Mißtrauen regiert. Dolmetscher, die mit serbischer Klangfärbung sprechen, werden zurückgewiesen. Die Flüchtlinge klagten während der Sitzblockade die Sozialarbeiter-Dolmetscher des DRK an, ihre Forderungen nicht , oder nicht korrekt zu übersetzen. Man will keinen Kontakt mit dem jugoslawischen Kulturverein, weil dessen Mitglieder, alles alte Gastarbeiterfamilien, beschlossen hatten, daß sie, unabhängig von der Nationalität, zusammenbleiben wollen. Zeiten der Angst sind günstig für die Seelenretter. Zwei Hodschas tauchten bislang auf, um den Muslims geistig beizustehen. Der eine kam von den türkischen Islamisten aus Köln und wollte prompt auf dem Kasernengelände eine Koranschule aufmachen, was vom DRK unter Hinweis auf die weltanschauliche Neutralität der Organisation unterbunden wurde. Wie gesagt, die bosnischen Muslims sind weltlich gesinnt, aber sie sagen auch, ihre Kinder würden gerne zum Hodscha gehen. Da hilft auch der Hinweis nichts, daß es in Wetzlar drei Moscheen gibt.

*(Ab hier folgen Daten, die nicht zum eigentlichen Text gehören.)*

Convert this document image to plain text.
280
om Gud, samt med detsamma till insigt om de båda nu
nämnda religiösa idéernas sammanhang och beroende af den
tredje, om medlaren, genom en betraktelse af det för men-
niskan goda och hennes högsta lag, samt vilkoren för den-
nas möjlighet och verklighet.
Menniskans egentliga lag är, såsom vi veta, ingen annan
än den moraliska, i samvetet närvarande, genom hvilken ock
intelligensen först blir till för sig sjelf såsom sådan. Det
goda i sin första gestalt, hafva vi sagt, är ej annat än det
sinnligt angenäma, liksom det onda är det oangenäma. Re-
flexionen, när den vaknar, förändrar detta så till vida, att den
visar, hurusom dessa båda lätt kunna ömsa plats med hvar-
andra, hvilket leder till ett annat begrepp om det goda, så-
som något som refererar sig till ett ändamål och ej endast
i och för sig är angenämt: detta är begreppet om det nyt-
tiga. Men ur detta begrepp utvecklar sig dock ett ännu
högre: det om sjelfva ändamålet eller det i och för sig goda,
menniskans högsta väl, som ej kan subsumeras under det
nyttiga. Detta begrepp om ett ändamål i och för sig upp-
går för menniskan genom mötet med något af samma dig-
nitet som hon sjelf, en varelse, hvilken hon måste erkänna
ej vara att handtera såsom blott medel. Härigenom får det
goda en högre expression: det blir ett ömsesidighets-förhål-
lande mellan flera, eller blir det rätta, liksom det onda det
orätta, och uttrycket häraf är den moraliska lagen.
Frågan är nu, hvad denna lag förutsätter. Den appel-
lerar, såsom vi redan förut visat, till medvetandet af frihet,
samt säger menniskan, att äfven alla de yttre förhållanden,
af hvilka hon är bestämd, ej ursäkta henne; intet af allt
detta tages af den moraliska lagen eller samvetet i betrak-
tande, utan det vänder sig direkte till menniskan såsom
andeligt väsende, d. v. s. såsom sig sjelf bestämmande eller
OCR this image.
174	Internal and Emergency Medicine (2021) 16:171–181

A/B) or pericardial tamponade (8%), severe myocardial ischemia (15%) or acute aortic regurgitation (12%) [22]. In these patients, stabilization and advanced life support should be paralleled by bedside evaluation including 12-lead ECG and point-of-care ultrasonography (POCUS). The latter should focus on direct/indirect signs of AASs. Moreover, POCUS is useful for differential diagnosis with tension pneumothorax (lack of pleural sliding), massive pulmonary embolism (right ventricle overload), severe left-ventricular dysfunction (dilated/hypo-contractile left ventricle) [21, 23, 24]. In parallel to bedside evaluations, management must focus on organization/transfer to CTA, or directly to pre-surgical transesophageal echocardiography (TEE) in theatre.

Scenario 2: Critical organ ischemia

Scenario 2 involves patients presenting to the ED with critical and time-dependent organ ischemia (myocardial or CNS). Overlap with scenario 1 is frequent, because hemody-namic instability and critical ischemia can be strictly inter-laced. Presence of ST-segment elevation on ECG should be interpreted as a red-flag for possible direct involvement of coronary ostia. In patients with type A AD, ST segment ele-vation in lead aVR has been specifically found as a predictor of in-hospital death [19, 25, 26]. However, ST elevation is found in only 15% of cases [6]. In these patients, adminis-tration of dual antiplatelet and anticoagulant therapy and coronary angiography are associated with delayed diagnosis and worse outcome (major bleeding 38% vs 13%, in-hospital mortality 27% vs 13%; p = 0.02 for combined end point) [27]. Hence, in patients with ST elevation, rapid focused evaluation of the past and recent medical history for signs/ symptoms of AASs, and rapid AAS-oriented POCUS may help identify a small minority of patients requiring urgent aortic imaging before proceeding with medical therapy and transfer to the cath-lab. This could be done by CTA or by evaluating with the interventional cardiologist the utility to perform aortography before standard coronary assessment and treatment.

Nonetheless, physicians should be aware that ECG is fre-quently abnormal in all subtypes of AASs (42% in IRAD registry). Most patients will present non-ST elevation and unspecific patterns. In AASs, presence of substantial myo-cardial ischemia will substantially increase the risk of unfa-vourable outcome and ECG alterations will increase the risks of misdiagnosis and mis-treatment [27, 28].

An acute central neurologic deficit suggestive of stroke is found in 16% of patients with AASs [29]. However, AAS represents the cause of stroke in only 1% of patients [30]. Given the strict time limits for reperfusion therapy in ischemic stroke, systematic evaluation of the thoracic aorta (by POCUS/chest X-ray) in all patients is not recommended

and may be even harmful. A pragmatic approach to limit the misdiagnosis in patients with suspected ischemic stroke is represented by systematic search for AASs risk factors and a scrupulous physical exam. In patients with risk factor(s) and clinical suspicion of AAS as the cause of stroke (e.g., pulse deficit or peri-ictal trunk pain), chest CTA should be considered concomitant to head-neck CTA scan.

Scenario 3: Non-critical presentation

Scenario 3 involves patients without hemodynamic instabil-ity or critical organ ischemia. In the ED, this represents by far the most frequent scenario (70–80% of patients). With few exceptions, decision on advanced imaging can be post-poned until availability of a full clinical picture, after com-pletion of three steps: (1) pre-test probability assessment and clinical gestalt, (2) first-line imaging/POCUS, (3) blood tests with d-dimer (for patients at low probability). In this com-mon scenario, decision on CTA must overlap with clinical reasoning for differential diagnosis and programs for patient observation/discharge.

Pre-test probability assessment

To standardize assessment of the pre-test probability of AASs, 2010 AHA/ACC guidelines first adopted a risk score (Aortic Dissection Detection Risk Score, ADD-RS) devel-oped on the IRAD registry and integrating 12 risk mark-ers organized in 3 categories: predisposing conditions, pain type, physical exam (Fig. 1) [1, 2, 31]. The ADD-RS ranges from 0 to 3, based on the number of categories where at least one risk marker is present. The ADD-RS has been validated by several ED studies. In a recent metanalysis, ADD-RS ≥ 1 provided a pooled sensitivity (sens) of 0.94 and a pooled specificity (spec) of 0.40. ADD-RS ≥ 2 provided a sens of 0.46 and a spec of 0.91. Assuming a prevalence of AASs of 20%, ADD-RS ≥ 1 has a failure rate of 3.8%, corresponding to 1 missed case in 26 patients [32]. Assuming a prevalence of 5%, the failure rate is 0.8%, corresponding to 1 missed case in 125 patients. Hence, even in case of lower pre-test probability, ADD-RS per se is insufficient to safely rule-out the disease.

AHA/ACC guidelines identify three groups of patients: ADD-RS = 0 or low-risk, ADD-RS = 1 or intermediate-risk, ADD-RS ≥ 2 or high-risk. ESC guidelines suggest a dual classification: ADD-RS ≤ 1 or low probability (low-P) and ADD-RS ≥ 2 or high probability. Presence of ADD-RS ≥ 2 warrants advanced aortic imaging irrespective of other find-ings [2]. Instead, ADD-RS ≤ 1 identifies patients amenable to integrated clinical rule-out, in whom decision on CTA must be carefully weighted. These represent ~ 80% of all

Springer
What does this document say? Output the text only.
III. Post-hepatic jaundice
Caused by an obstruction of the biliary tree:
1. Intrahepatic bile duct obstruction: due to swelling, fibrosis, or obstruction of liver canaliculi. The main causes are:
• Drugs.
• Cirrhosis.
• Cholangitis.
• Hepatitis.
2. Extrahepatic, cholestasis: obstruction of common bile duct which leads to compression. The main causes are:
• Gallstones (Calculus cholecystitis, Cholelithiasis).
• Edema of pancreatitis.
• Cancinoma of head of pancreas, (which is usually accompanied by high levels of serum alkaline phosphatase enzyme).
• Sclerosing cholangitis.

Aber was die Flüchtlinge wirklich quält, was auch das eigentliche Motiv ihrer Streikaktion war, ist die Unmöglichkeit zu arbeiten. „Wir werden am ersten Tag nach Bosnien zurückgehen, wo das möglich ist, aber unsere Häuser werden zerstört sein und unsere Gärten verwüstet. Wer wird uns Kredite geben können? Wir brauchen einfach etwas Geld für den Wiederaufbau! Niemand wird uns glauben, daß es im reichen Deutschland unmöglich war, irgend etwas zu verdienen!“ So Alija und Džehad, die Streikführer. Bis jetzt haben sich einige der Flüchtlinge schwarz verdingt, für rund fünf Mark die Stunde im Dienstleistungsgewerbe. Eine Baufirma aus Wetzlar hat um Arbeitskräfte nachgefragt, wurde aber abschlägig beschieden. Ab Januar 1994 werden die Kasernen-Flüchtlinge Wetzlars unbefristet geduldet werden, aber das wird ihre Beschäftigungsaussichten kaum verbessern. Denn die seit Sommer dieses Jahres gültigen Bundesrichtlinien schreiben vor, eine Arbeitserlaubnis erst dann zu erteilen, wenn sich weder ein Deutscher noch ein EG- Angehöriger, noch ein „Neutraler“ aus der Mitte oder dem Norden Europas bereit findet, den Job zu übernehmen.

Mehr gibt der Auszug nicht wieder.